Exercise 3: The Map-Reduce Pattern of Parallelism


This exercise aims to illustrate the characteristics of the Map-Reduce parallel pattern by means of the Spark programming model.

Prelude: Introduction to Spark

Spark is a framework for parallel distributed data processing on a set of commodity machines. It frees the user from duties like task scheduling, data transfer and fault tolerance, so that they can focus on programming.

The Spark programming model uses the Map-Reduce model as a basis, simplifying its usage and extending it with more functionality. The following are two basic concepts in Spark:

  • Resilient Distributed Datasets (RDDs): an RDD is a distributed collection of items. The collection is divided in partitions, and these partitions are the units of parallelism.
  • Transformations and actions: the user can apply either transformations or actions on RDDs. Transformations are lazy, they are not applied right away, unlike actions. In other words, one can apply a chain of transformations to an RDD, but only when appending an action to that chain the whole computation graph will start executing. map is an example of a transformation, while reduce is an action. However, Spark is not limited to just map and reduce: it offers a rich variety of functional-style operators. Although we will not use all those operators in this exercise, you can find a complete list here.

As for the language, Spark programs can be developed in Scala, Java and Python. The latter will be used in this exercise.

1. Map-Reduce on a collection of elements

Map-Reduce is a combination of two patterns of parallelism:

  • Map: given a collection of elements of type $X$, apply a function $F_{map}$ to each element that returns a single element of type $Y$.
  • Reduce: given a collection of elements of type $Y$, combine its elements into an element of type $Y$ using a function $F_{reduce}$.

These two patterns can be chained to obtain a single result from a collection of elements:

$(X_{1},~X_{2},~...,~X_{n})~\xrightarrow{F_{map}}~(Y_{1},~Y_{2},~...,~Y_{n})~\xrightarrow{F_{reduce}}~Y_{result}$

Spark implements these patterns via two operators, map and reduce. Both receive a function as parameter; in the case of map, the function must receive one parameter of type $X$ and return a value of type $Y$; regarding reduce, the function must receive two parameters of type $Y$ and return a value of type $Y$.

First example

Let's start with a simple example of how to run a Map-Reduce chain with Spark.

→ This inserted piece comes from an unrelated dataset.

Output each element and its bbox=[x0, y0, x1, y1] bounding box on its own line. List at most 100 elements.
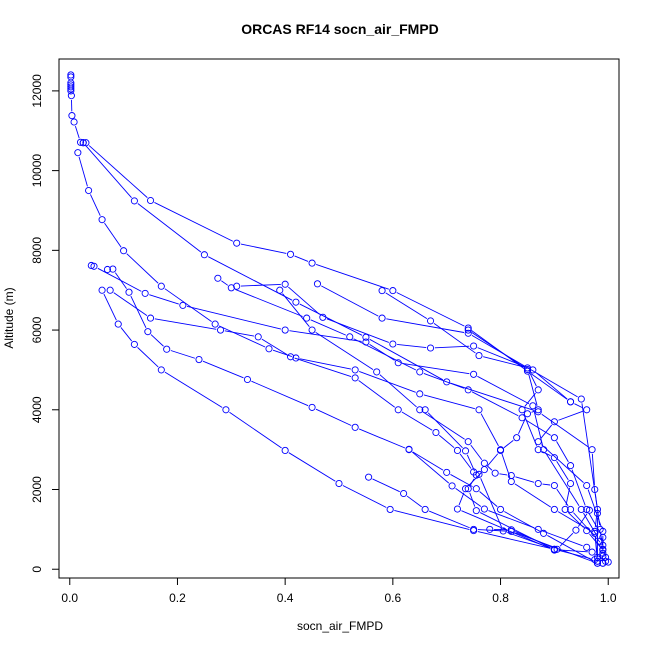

First we will perform some initialisation of the Spark library. In particular, we will create a SparkContext object that we will use later.


In [ ]:
from pyspark import SparkContext
sc = SparkContext()

Next we will create our first RDD, i.e. a collection of elements in Spark. In this case, the collection is a list of numbers.


In [ ]:
rdd = sc.parallelize([1, 2, 4, 8])

Let's now map a function to our collection to increment each of its elements. We will first define such function:


In [ ]:
def increment(x):
    return x + 1

We can now apply the increment function to every element in our collection via the map operator.


In [ ]:
incrementedRDD = rdd.map(increment)

You can actually check the incremented values with the collect function of Spark. Note that with the statement above you just scheduled a calculation which is not executed by the Spark runtime: map is indeed a transformation. The actual work is triggered by an action, such as collect or reduce.


In [ ]:
incrementedRDD.collect()

Let's suppose we would like to obtain the sum of all the numbers in the collection. For that purpose, we can use reduce and a function that returns the sum of two numbers.


In [ ]:
def add(x, y):
    return x + y

Spark's reduce functionality will apply add to our collection, adding its elements two by two until calculating the total sum.


In [ ]:
totalSum = incrementedRDD.reduce(add)
totalSum

Note that you can also do the same calculation in a single Map-Reduce chain:


In [ ]:
rdd.map(increment).reduce(add)

Exercise to complete

Now that you became familiar with the Map-Reduce pattern and its implementation in Spark, we propose you an exercise to apply what you just learned to a different problem.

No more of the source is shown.